The Cariaco Basin is an anoxic marine basin off the coast of Venezuela (Figure 1) that is separated from the open Caribbean Sea by shallow sills (<146 m), and possesses varved sediments with the potential for continuous, high-resolution AMS ¹⁴C dating due to high concentrations of planktonic foraminifera. The climate cycle in the Cariaco Basin region consists of a dry season with strong trade winds and coastal upwelling, alternating with a rainy season with weaker winds and no upwelling. This climatic regime results in the annual deposition of laminae couplets of light-colored, plankton-rich and dark-colored, terrigenous mineral grain-rich layers. The annual nature of the laminae couplets was investigated in well-laminated surface sediments containing two distinct turbidites, using ²¹⁰Pb dating and historical records of earthquakes (which would be expected to result in turbidity currents) in the neighboring region. The independent dating methods yielded ages of 58 ± 4 and 89 ± 5 years (²¹⁰Pb), versus 61 and 90 years (historical) for the two turbidites, in good agreement with paired-laminae counts of 60 and 90 years, respectively. This agreement using multiple dating methods demonstrates that the laminae couplets are annually deposited varves.

The Cariaco Basin has distinct, thick laminae at depths corresponding to ages of 12.6-9.0 ¹⁴C kyr BP, after which they become thinner and less pronounced toward the surface. Four sediment cores were cross-correlated on the basis of distinct, millimeter-scale ‘marker laminae’, and laminae couplets were counted to create a floating annual chronology 5500 varve-years long, covering the period of deglaciation from approximately 8.0 to 12.6 ¹⁴C kyr BP. Accelerator Mass Spectrometer (AMS) ¹⁴C dates were obtained on sixty samples of the planktonic foraminifer Globigerina bulloides, hand picked from 1.5-to-2 cm thick samples, each corresponding to 10-15 varve years. The samples were taken from cores PL07-56PC and PL07-39PC, over the same sediment interval in which the varves were counted. The floating varve chronology was anchored to absolute calendar age by 'wiggle-matching' radiocarbon versus calendar age variations to those measured in the German pine dendrochronology. Recently, the German pines themselves have been securely anchored to German oaks and thus now constitute an absolute and continuous calendar time scale. The Cariaco Basin and German pine ¹⁴C variations were matched by incrementally adjusting the calendar-age offset until the correlation between the data sets was maximized (r = 0.99), anchoring the varve chronology in absolute calendar time. The uncertainty of the wiggle-match was determined by the amount of offset between the data sets that still yielded a correlation coefficient of at least r=0.99. This resulted in a ± 20 calendar year uncertainty during the period covered by the match itself. Cumulative errors in varve counting were constrained to accrue only within the 3000 years older than tree rings and provide an additional 1-2% uncertainty during that period.

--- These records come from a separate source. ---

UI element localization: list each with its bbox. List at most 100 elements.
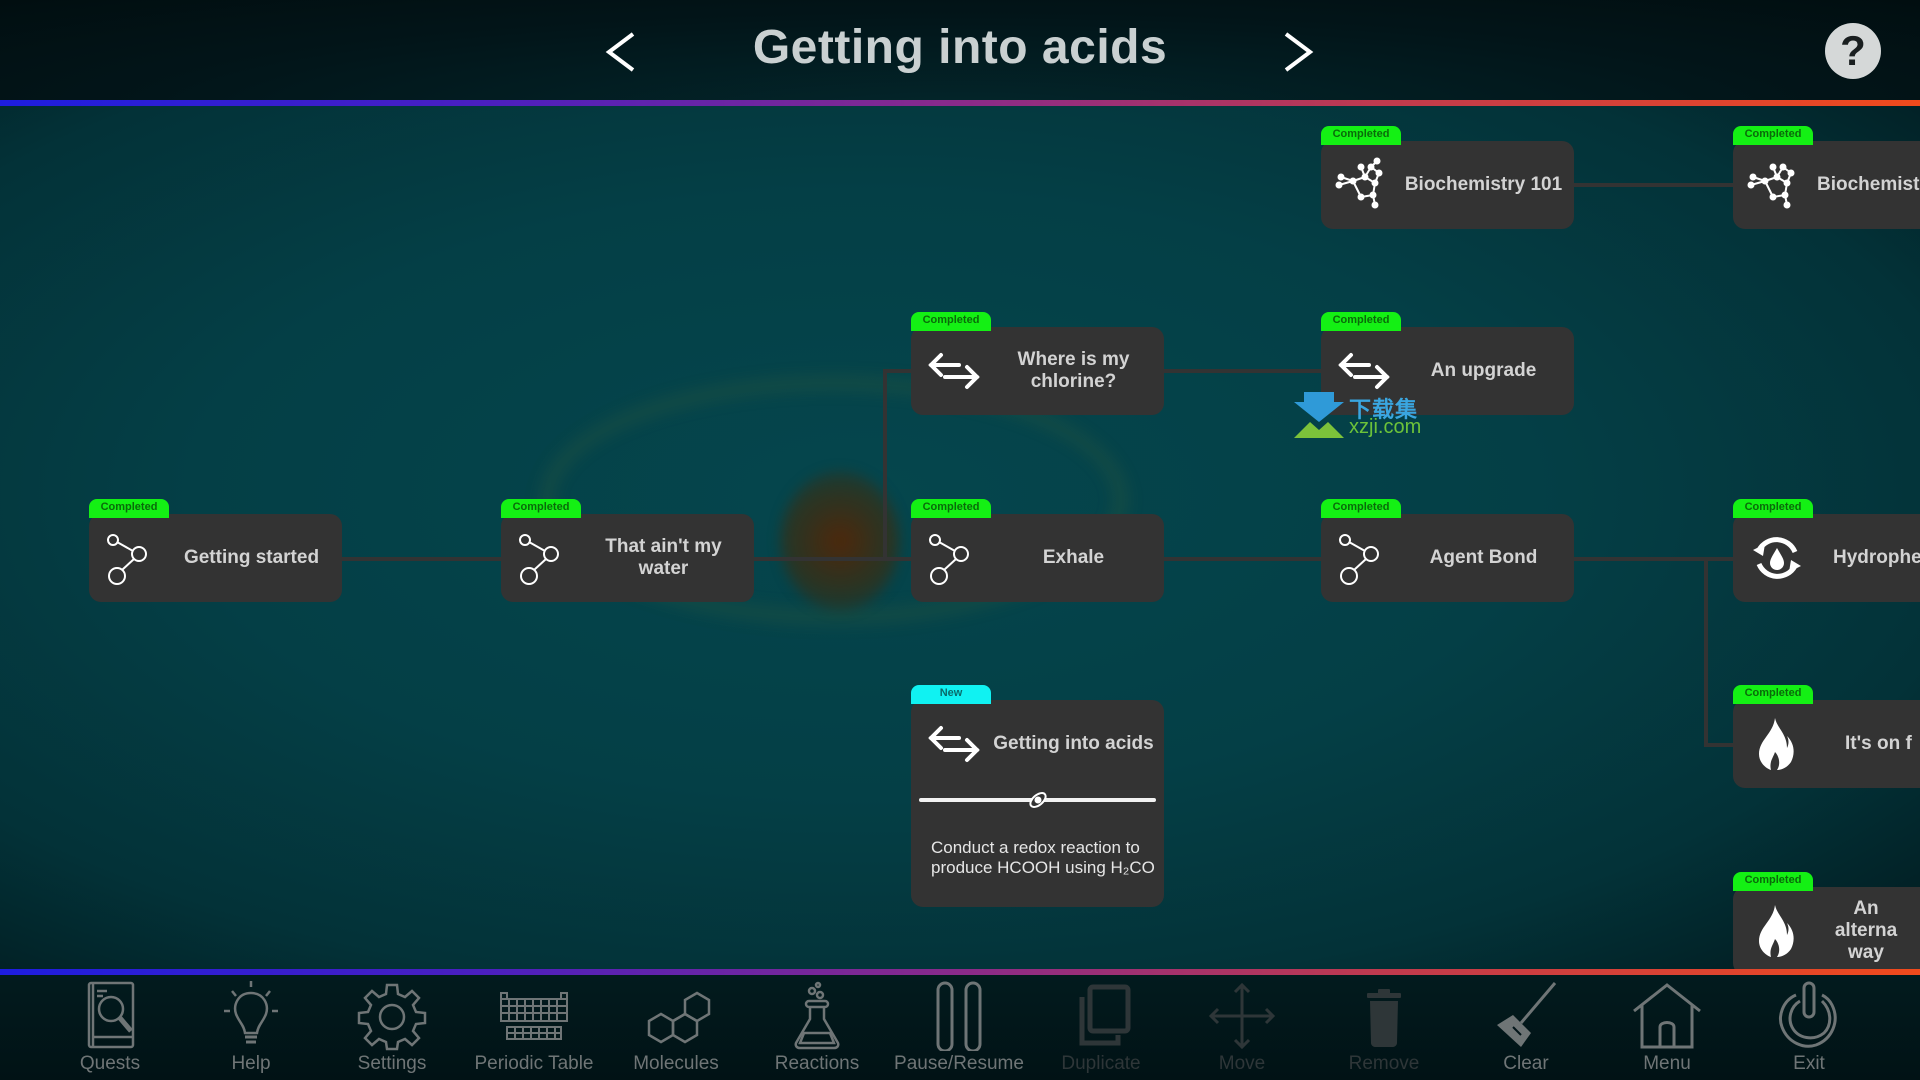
quest-title: Exhale xyxy=(1042,547,1105,568)
quest-title: Biochemistry 101 xyxy=(1404,174,1563,195)
connector xyxy=(1574,183,1733,187)
quest-title: Biochemist xyxy=(1817,174,1920,195)
exchange-arrows-icon xyxy=(928,726,980,762)
quest-description: Conduct a redox reaction to produce HCOO… xyxy=(931,838,1155,877)
status-badge: Completed xyxy=(1733,126,1813,145)
periodic-table-icon xyxy=(500,992,568,1040)
flame-icon xyxy=(1759,718,1794,770)
toolbar-label: Menu xyxy=(1643,1053,1691,1074)
connector xyxy=(1164,369,1321,373)
water-cycle-icon xyxy=(1753,537,1801,579)
help-button[interactable]: ? xyxy=(1825,23,1881,79)
watermark-logo: 下载集 xzji.com xyxy=(1292,392,1432,440)
toolbar-exit-button[interactable]: Exit xyxy=(1739,975,1879,1080)
quest-title: An alterna way xyxy=(1834,898,1898,963)
toolbar-label: Periodic Table xyxy=(474,1053,594,1074)
connector xyxy=(1574,557,1733,561)
molecule-rings-icon xyxy=(647,991,711,1044)
quest-title: Getting into acids xyxy=(993,733,1154,754)
toolbar-quests-button[interactable]: Quests xyxy=(40,975,180,1080)
download-arrow-icon xyxy=(1294,392,1344,438)
quest-node[interactable]: Completed Hydrophe xyxy=(1733,499,1920,602)
toolbar-label: Clear xyxy=(1503,1053,1549,1074)
toolbar-label: Reactions xyxy=(774,1053,860,1074)
status-badge: Completed xyxy=(1321,499,1401,518)
quest-book-icon xyxy=(87,981,135,1049)
status-badge: Completed xyxy=(89,499,169,518)
toolbar-molecules-button[interactable]: Molecules xyxy=(606,975,746,1080)
toolbar-settings-button[interactable]: Settings xyxy=(322,975,462,1080)
watermark-en: xzji.com xyxy=(1349,416,1422,438)
home-icon xyxy=(1633,983,1701,1049)
background-sun-glow xyxy=(780,471,900,611)
quest-title: Agent Bond xyxy=(1429,547,1538,568)
toolbar-menu-button[interactable]: Menu xyxy=(1597,975,1737,1080)
lightbulb-icon xyxy=(224,981,278,1044)
status-badge-new: New xyxy=(911,685,991,704)
move-icon xyxy=(1208,982,1276,1050)
quest-node[interactable]: Completed Biochemist xyxy=(1733,126,1920,229)
next-quest-button[interactable] xyxy=(1280,32,1316,72)
molecule-structure-icon xyxy=(1335,157,1383,209)
bond-icon xyxy=(519,534,559,585)
connector xyxy=(754,557,911,561)
duplicate-icon xyxy=(1079,984,1131,1046)
toolbar-label: Exit xyxy=(1793,1053,1825,1074)
page-title: Getting into acids xyxy=(752,21,1168,74)
toolbar-label: Quests xyxy=(79,1053,141,1074)
active-quest-node[interactable]: New Getting into acids Conduct a redox r… xyxy=(911,685,1164,907)
quest-title: Getting started xyxy=(183,547,320,568)
quest-tree-canvas[interactable]: Completed Biochemistry 101 Completed Bio… xyxy=(0,106,1920,969)
bond-icon xyxy=(1339,534,1379,585)
connector xyxy=(883,369,911,373)
toolbar-label: Settings xyxy=(357,1053,427,1074)
bottom-toolbar: Quests Help Settings Periodic Table Mole… xyxy=(0,975,1920,1080)
connector xyxy=(342,557,501,561)
trash-icon xyxy=(1367,989,1401,1047)
molecule-structure-icon xyxy=(1747,163,1795,209)
quest-node[interactable]: Completed It's on f xyxy=(1733,685,1920,788)
toolbar-label: Pause/Resume xyxy=(894,1053,1024,1074)
connector xyxy=(883,369,887,561)
quest-node[interactable]: Completed Agent Bond xyxy=(1321,499,1574,602)
connector xyxy=(1704,557,1708,747)
broom-icon xyxy=(1497,982,1557,1047)
power-icon xyxy=(1779,981,1837,1048)
status-badge: Completed xyxy=(1733,685,1813,704)
status-badge: Completed xyxy=(1321,126,1401,145)
status-badge: Completed xyxy=(911,499,991,518)
bond-icon xyxy=(929,534,969,585)
status-badge: Completed xyxy=(1321,312,1401,331)
status-badge: Completed xyxy=(501,499,581,518)
status-badge: Completed xyxy=(911,312,991,331)
toolbar-label: Remove xyxy=(1348,1053,1420,1074)
connector xyxy=(1704,743,1733,747)
quest-node[interactable]: Completed An alterna way xyxy=(1733,872,1920,969)
toolbar-move-button[interactable]: Move xyxy=(1172,975,1312,1080)
quest-node[interactable]: Completed Biochemistry 101 xyxy=(1321,126,1574,229)
quest-node[interactable]: Completed Where is my chlorine? xyxy=(911,312,1164,415)
toolbar-duplicate-button[interactable]: Duplicate xyxy=(1031,975,1171,1080)
toolbar-label: Duplicate xyxy=(1061,1053,1141,1074)
flask-icon xyxy=(794,981,840,1050)
toolbar-reactions-button[interactable]: Reactions xyxy=(747,975,887,1080)
toolbar-periodic-table-button[interactable]: Periodic Table xyxy=(464,975,604,1080)
quest-node[interactable]: Completed Getting started xyxy=(89,499,342,602)
toolbar-pause-resume-button[interactable]: Pause/Resume xyxy=(889,975,1029,1080)
quest-title: That ain't my water xyxy=(605,536,722,579)
status-badge: Completed xyxy=(1733,499,1813,518)
status-badge: Completed xyxy=(1733,872,1813,891)
toolbar-remove-button[interactable]: Remove xyxy=(1314,975,1454,1080)
toolbar-label: Molecules xyxy=(633,1053,719,1074)
bond-icon xyxy=(107,534,147,585)
toolbar-clear-button[interactable]: Clear xyxy=(1456,975,1596,1080)
toolbar-label: Help xyxy=(231,1053,271,1074)
quest-node[interactable]: Completed That ain't my water xyxy=(501,499,754,602)
toolbar-help-button[interactable]: Help xyxy=(181,975,321,1080)
exchange-arrows-icon xyxy=(928,353,980,389)
top-bar: Getting into acids ? xyxy=(0,0,1920,101)
quest-node[interactable]: Completed Exhale xyxy=(911,499,1164,602)
gear-icon xyxy=(357,983,427,1051)
pause-icon xyxy=(936,981,982,1051)
quest-title: Where is my chlorine? xyxy=(1017,349,1130,392)
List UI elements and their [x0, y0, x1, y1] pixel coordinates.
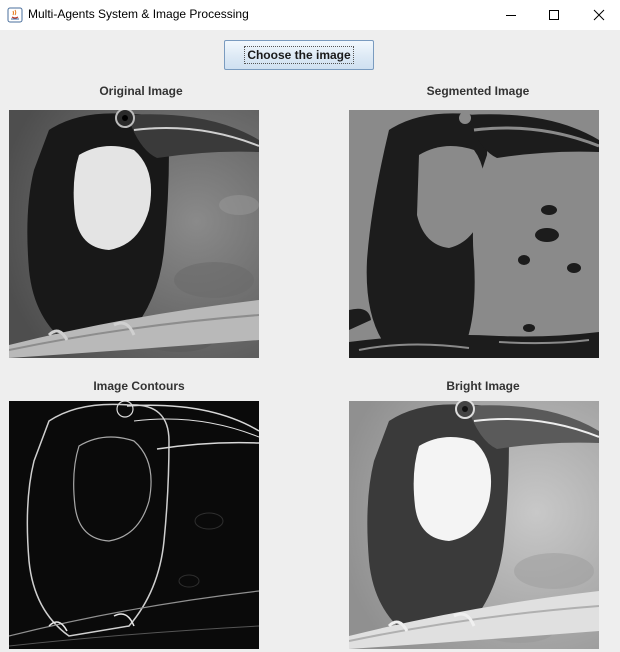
minimize-button[interactable] [488, 0, 534, 30]
bright-image [349, 401, 599, 649]
close-icon [593, 9, 605, 21]
title-bar: Multi-Agents System & Image Processing [0, 0, 620, 30]
maximize-button[interactable] [531, 0, 577, 30]
maximize-icon [549, 10, 559, 20]
contours-image-label: Image Contours [93, 379, 185, 393]
segmented-image-label: Segmented Image [426, 84, 530, 98]
original-image [9, 110, 259, 358]
window-title: Multi-Agents System & Image Processing [28, 7, 249, 21]
contours-image [9, 401, 259, 649]
original-image-label: Original Image [99, 84, 183, 98]
choose-image-button[interactable]: Choose the image [224, 40, 374, 70]
java-app-icon [7, 7, 23, 23]
close-button[interactable] [576, 0, 620, 30]
segmented-image [349, 110, 599, 358]
bright-image-label: Bright Image [446, 379, 520, 393]
choose-image-label: Choose the image [244, 46, 354, 64]
minimize-icon [506, 15, 516, 16]
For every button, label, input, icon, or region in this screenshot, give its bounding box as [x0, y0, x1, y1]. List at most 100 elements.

The tight linkage between Cariaco Basin and Greenland ice core paleoclimate records was used to assess the accuracy of the anchored varve chronology. Cariaco Basin grey scale and accumulation from the GISP2 ice core are plotted during the period of deglaciation, each versus its individual annual chronology (Figure 2). In addition to the large changes at the Glacial/Bølling boundary and the beginning and end of the Younger Dryas (14.7, 13 and 11.7 cal kyr BP, respectively), the two records show similar events and patterns of change at decade-to-century scales. A least-squares procedure allowing manual identification of similar, large climate events as constraints (dashed lines, Figure 2) was used to align the GISP2 accumulation and Cariaco Basin grey scale records along their entire lengths. The resulting correlation between the two records is good (r = 0.69) and was used to assign the GISP2 layer-age chronology to the Cariaco Basin grey scale record. In this way, the two independently derived chronologies could be compared directly and differences between them quantified. The two chronologies consistently agree with less than 0.7% error. The pattern of increasing disagreement with age may reflect errors in either chronology compounding downcore, the direction in which the varves and annual ice layers were counted. For most of the period from 10-14.7 cal kyr BP, the difference is less than 20 years, and reaches 100 years only in the oldest part of the chronology (i.e. Glacial/Bølling boundary). The age difference meanders randomly about zero, rather than remaining consistently positive or negative, and is always well within the combined independent errors (~1-2 %) of the two chronologies. This assessment of Cariaco Basin varve ages, independent of ¹⁴C considerations, provides strong evidence for the accuracy of the Cariaco Basin calendar chronology.